The two companies actually announced the expansion of their partnership more than a year back.
As part of this deal, Microsoft was to incorporate the company’s map and traffic data into various mapping scenarios across the cloud-based services of Azure and Bing. Essentially, the software titan was to use TomTom as its preferred provider of the base map data.
Well, we now have confirmation that the migration is has now well and truly underway.
The change starts today, and affects all regions with the exception of China, Japan, and South Korea.
Microsoft started the gradual rollout of the new TomTom base map data to Bing.com users and other first-party products in March 2020. Today, it is doing the same for the Bing Maps platform.
And over the coming months, all Bing Maps customers will be automatically migrated to the new data source. The Basic and Free accounts are now seeing this change, while Enterprise customers of the service will see this shift by the end of August.
The Azure Maps SDK already uses TomTom services, and can collect real-time data like parking meter rates and street-specific traffic.

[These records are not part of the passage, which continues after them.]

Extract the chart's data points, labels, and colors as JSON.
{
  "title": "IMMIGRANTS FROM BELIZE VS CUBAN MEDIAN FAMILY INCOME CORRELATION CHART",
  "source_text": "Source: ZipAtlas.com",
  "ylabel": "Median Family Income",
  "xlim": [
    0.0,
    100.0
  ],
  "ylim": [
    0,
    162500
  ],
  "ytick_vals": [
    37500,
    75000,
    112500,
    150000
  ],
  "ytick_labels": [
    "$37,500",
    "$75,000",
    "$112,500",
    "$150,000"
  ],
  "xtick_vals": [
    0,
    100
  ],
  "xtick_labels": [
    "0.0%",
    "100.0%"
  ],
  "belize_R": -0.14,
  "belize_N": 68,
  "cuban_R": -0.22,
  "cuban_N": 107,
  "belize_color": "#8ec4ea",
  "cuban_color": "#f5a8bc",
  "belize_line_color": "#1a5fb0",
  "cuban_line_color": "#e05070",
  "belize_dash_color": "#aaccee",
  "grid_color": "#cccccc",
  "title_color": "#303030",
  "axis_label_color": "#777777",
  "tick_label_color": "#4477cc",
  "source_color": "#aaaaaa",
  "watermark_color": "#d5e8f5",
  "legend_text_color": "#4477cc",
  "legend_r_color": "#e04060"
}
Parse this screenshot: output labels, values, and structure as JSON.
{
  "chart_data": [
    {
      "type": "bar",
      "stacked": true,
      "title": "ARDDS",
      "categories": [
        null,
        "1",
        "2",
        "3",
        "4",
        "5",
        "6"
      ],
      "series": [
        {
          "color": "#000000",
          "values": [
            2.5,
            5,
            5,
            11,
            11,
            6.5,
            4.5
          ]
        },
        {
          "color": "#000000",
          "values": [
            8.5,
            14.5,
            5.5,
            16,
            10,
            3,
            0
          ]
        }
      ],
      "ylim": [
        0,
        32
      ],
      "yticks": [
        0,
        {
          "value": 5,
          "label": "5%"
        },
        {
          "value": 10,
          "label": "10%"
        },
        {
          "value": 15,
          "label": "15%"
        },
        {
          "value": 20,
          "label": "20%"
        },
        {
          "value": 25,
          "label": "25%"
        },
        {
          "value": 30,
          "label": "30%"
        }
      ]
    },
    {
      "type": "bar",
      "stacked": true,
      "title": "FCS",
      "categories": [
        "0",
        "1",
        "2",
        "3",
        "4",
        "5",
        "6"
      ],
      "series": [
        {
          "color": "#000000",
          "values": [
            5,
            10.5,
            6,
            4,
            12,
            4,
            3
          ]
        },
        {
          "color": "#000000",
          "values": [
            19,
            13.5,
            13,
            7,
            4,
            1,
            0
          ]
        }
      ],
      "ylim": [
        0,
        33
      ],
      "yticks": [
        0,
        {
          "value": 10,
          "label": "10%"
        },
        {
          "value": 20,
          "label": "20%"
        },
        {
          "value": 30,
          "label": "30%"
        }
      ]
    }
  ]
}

All applications that use the Bing Maps API will continue to function normally — except for older versions of Windows 10 below version 1703.
In case you were curious, while the base map data source is changing, REST APIs and SDKs that are part of the Bing Maps platform will continue to work.
TomTom, a Dutch giant, is one of the largest developers and creators of location technology in the world. The Amsterdam based company competes with Garmin and HERE in their respective spaces.